キリンと日立が共同で森林由来カーボン・クレジットの創出に挑む!

キリンと日立の共同研究で新たな森林由来カーボン・クレジットを創出



2025年3月、キリンホールディングス株式会社(以下、キリン)と株式会社日立製作所(以下、日立)は、森林由来のカーボン・クレジット創出に向けた共同研究契約を締結しました。この取り組みでは、キリンが持つ独自の「植物大量増殖技術」と、日立の「自然計測技術およびMRVに関連するデジタル技術」を最大限に活用し、高品質な森林由来カーボン・クレジットの創出を目指します。

共同研究の背景



最近のUNEP(国連環境計画)の発表によれば、2022年の世界のGHG(温室効果ガス)総排出量は574億トンに達し、過去最高を記録しています。この増加の影響で、森林の炭素吸収能力が低下しており、日本国内でもその傾向が顕著です。木々の成長が鈍化しているのが主な要因であり、脱炭素社会を実現するためには、森林の炭素固定能力を最大限に引き出すことが求められています。

また、現在、TNFD(自然関連財務情報開示タスクフォース)の枠組みに基づいて、企業が自然環境への影響を報告する動きが広がり、生物多様性保全と脱炭素化の両立が急務とされています。こうした事情から、キリンと日立は協力して森林由来カーボン・クレジットの創出に着目しました。

共同研究の具体的な取り組み



この研究では、キリンが開発した「植物大量増殖技術」を用いて、従来の方法よりも迅速かつ効率的に苗木の生産を行います。一方、日立は「自然計測技術」とMRVに関連する技術を駆使し、炭素固定量を正確に測定し、データを透明に管理します。

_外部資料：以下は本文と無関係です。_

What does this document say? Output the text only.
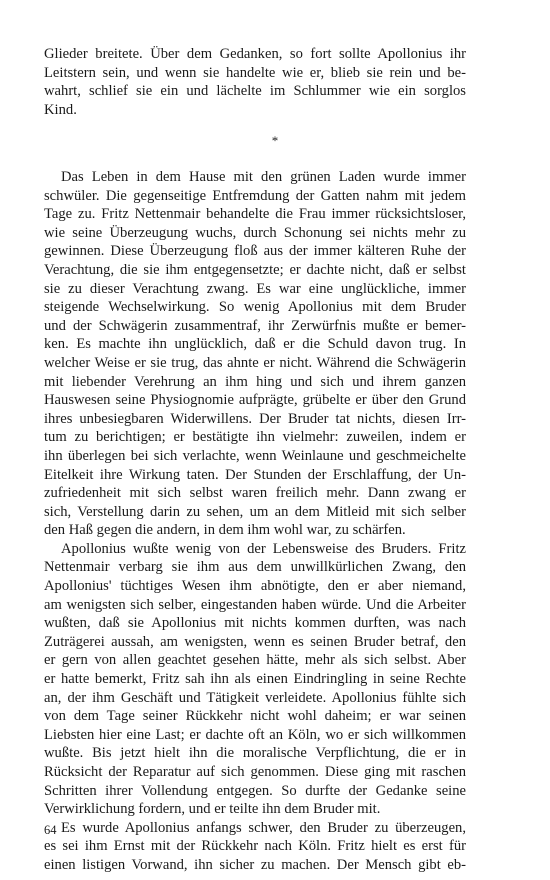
Glieder breitete. Über dem Gedanken, so fort sollte Apollonius ihr
Leitstern sein, und wenn sie handelte wie er, blieb sie rein und be-
wahrt, schlief sie ein und lächelte im Schlummer wie ein sorglos
Kind.
*
Das Leben in dem Hause mit den grünen Laden wurde immer
schwüler. Die gegenseitige Entfremdung der Gatten nahm mit jedem
Tage zu. Fritz Nettenmair behandelte die Frau immer rücksichtsloser,
wie seine Überzeugung wuchs, durch Schonung sei nichts mehr zu
gewinnen. Diese Überzeugung floß aus der immer kälteren Ruhe der
Verachtung, die sie ihm entgegensetzte; er dachte nicht, daß er selbst
sie zu dieser Verachtung zwang. Es war eine unglückliche, immer
steigende Wechselwirkung. So wenig Apollonius mit dem Bruder
und der Schwägerin zusammentraf, ihr Zerwürfnis mußte er bemer-
ken. Es machte ihn unglücklich, daß er die Schuld davon trug. In
welcher Weise er sie trug, das ahnte er nicht. Während die Schwägerin
mit liebender Verehrung an ihm hing und sich und ihrem ganzen
Hauswesen seine Physiognomie aufprägte, grübelte er über den Grund
ihres unbesiegbaren Widerwillens. Der Bruder tat nichts, diesen Irr-
tum zu berichtigen; er bestätigte ihn vielmehr: zuweilen, indem er
ihn überlegen bei sich verlachte, wenn Weinlaune und geschmeichelte
Eitelkeit ihre Wirkung taten. Der Stunden der Erschlaffung, der Un-
zufriedenheit mit sich selbst waren freilich mehr. Dann zwang er
sich, Verstellung darin zu sehen, um an dem Mitleid mit sich selber
den Haß gegen die andern, in dem ihm wohl war, zu schärfen.
Apollonius wußte wenig von der Lebensweise des Bruders. Fritz
Nettenmair verbarg sie ihm aus dem unwillkürlichen Zwang, den
Apollonius' tüchtiges Wesen ihm abnötigte, den er aber niemand,
am wenigsten sich selber, eingestanden haben würde. Und die Arbeiter
wußten, daß sie Apollonius mit nichts kommen durften, was nach
Zuträgerei aussah, am wenigsten, wenn es seinen Bruder betraf, den
er gern von allen geachtet gesehen hätte, mehr als sich selbst. Aber
er hatte bemerkt, Fritz sah ihn als einen Eindringling in seine Rechte
an, der ihm Geschäft und Tätigkeit verleidete. Apollonius fühlte sich
von dem Tage seiner Rückkehr nicht wohl daheim; er war seinen
Liebsten hier eine Last; er dachte oft an Köln, wo er sich willkommen
wußte. Bis jetzt hielt ihn die moralische Verpflichtung, die er in
Rücksicht der Reparatur auf sich genommen. Diese ging mit raschen
Schritten ihrer Vollendung entgegen. So durfte der Gedanke seine
Verwirklichung fordern, und er teilte ihn dem Bruder mit.
Es wurde Apollonius anfangs schwer, den Bruder zu überzeugen,
es sei ihm Ernst mit der Rückkehr nach Köln. Fritz hielt es erst für
einen listigen Vorwand, ihn sicher zu machen. Der Mensch gibt eb-
64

具体的には、炭素の定量評価法の開発や、改変不可能なデータベースの構築を行い、申請レポートの自動作成も視野に入れています。これにより、透明性の高い森林管理が実現され、クレジット申請手続きの効率化が見込まれています。

課題とその解決策



しかし、森林由来のカーボン・クレジット市場には一部で「ジャンク・クレジット」と呼ばれる信頼性の低いクレジットが存在し、この問題を解決することが急務です。信頼できるカーボン・クレジットへの需要が高まる中、キリンと日立は、共同研究において、厳格なMRV(Measurement, Reporting and Verification)を行います。これにより、より高品質なクレジットを提供し、森林事業者や社会全体に貢献することを目指しています。

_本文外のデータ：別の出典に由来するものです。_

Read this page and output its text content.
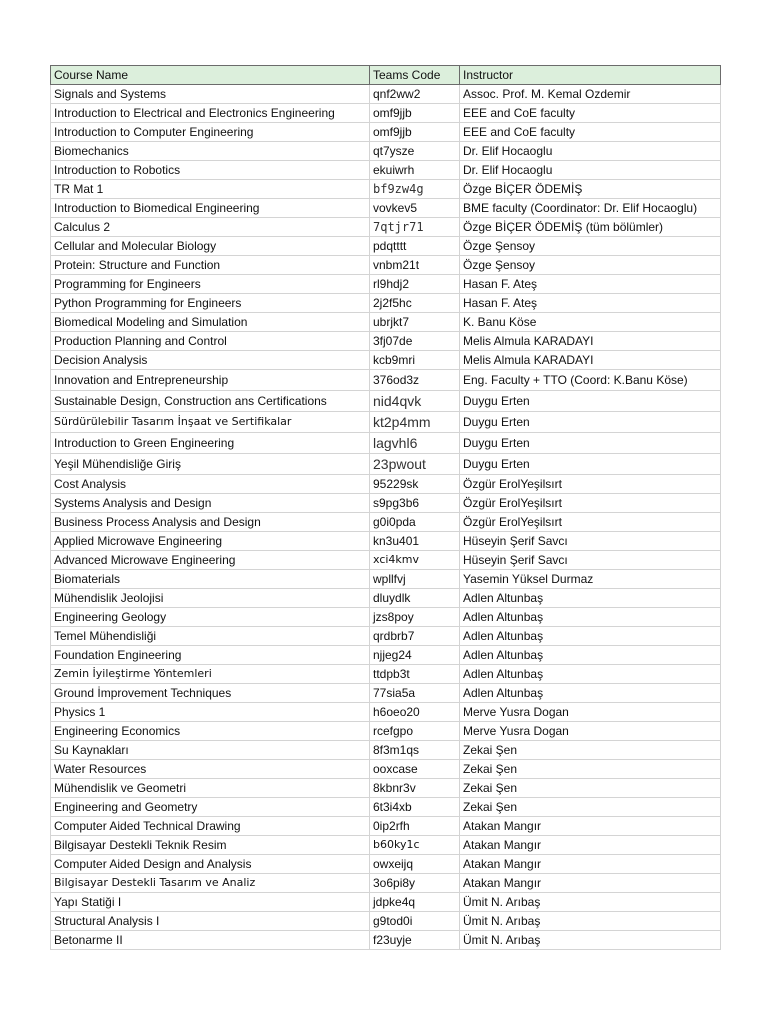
Course Name	Teams Code	Instructor
Signals and Systems	qnf2ww2	Assoc. Prof. M. Kemal Ozdemir
Introduction to Electrical and Electronics Engineering	omf9jjb	EEE and CoE faculty
Introduction to Computer Engineering	omf9jjb	EEE and CoE faculty
Biomechanics	qt7ysze	Dr. Elif Hocaoglu
Introduction to Robotics	ekuiwrh	Dr. Elif Hocaoglu
TR Mat 1	bf9zw4g	Özge BİÇER ÖDEMİŞ
Introduction to Biomedical Engineering	vovkev5	BME faculty (Coordinator: Dr. Elif Hocaoglu)
Calculus 2	7qtjr71	Özge BİÇER ÖDEMİŞ (tüm bölümler)
Cellular and Molecular Biology	pdqtttt	Özge Şensoy
Protein: Structure and Function	vnbm21t	Özge Şensoy
Programming for Engineers	rl9hdj2	Hasan F. Ateş
Python Programming for Engineers	2j2f5hc	Hasan F. Ateş
Biomedical Modeling and Simulation	ubrjkt7	K. Banu Köse
Production Planning and Control	3fj07de	Melis Almula KARADAYI
Decision Analysis	kcb9mri	Melis Almula KARADAYI
Innovation and Entrepreneurship	376od3z	Eng. Faculty + TTO (Coord: K.Banu Köse)
Sustainable Design, Construction ans Certifications	nid4qvk	Duygu Erten
Sürdürülebilir Tasarım İnşaat ve Sertifikalar	kt2p4mm	Duygu Erten
Introduction to Green Engineering	lagvhl6	Duygu Erten
Yeşil Mühendisliğe Giriş	23pwout	Duygu Erten
Cost Analysis	95229sk	Özgür ErolYeşilsırt
Systems Analysis and Design	s9pg3b6	Özgür ErolYeşilsırt
Business Process Analysis and Design	g0i0pda	Özgür ErolYeşilsırt
Applied Microwave Engineering	kn3u401	Hüseyin Şerif Savcı
Advanced Microwave Engineering	xci4kmv	Hüseyin Şerif Savcı
Biomaterials	wpllfvj	Yasemin Yüksel Durmaz
Mühendislik Jeolojisi	dluydlk	Adlen Altunbaş
Engineering Geology	jzs8poy	Adlen Altunbaş
Temel Mühendisliği	qrdbrb7	Adlen Altunbaş
Foundation Engineering	njjeg24	Adlen Altunbaş
Zemin İyileştirme Yöntemleri	ttdpb3t	Adlen Altunbaş
Ground İmprovement Techniques	77sia5a	Adlen Altunbaş
Physics 1	h6oeo20	Merve Yusra Dogan
Engineering Economics	rcefgpo	Merve Yusra Dogan
Su Kaynakları	8f3m1qs	Zekai Şen
Water Resources	ooxcase	Zekai Şen
Mühendislik ve Geometri	8kbnr3v	Zekai Şen
Engineering and Geometry	6t3i4xb	Zekai Şen
Computer Aided Technical Drawing	0ip2rfh	Atakan Mangır
Bilgisayar Destekli Teknik Resim	b60ky1c	Atakan Mangır
Computer Aided Design and Analysis	owxeijq	Atakan Mangır
Bilgisayar Destekli Tasarım ve Analiz	3o6pi8y	Atakan Mangır
Yapı Statiği I	jdpke4q	Ümit N. Arıbaş
Structural Analysis I	g9tod0i	Ümit N. Arıbaş
Betonarme II	f23uyje	Ümit N. Arıbaş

さらに、苗木生産に関しては、高齢化が進む生産業者の状況も問題視されています。そのため、効率的な苗木生産技術の開発が急がれています。キリンはこの課題に対応するため、迅速な苗木の生産方法を確立し、持続可能な森林管理に寄与していく方針です。

未来への展望



キリンと日立は、お互いの強みを活かしながら、共同研究を通じて高品質な森林由来カーボン・クレジットの創出を実現し、生物多様性の保全やGHG削減を達成することで、社会課題の同時解決を目指しています。さらに、実証試験の実施に向けた準備を進め、地域や他企業との連携を強化する計画も進行中です。

キリンは「キリングループ環境ビジョン2050」を掲げ、脱炭素社会の構築に向けた取り組みを続けています。また、日立も「日立環境イノベーション2050」を基にカーボンニュートラルを目指しており、両社の協力によって地球環境の保全と持続可能な社会実現が期待されています。

この共同研究は、単なるカーボン・クレジットの生成にとどまらず、将来的には地球環境の保全と人々の生活の質向上にもつながることでしょう。これからの進展にぜひ注目したいところです。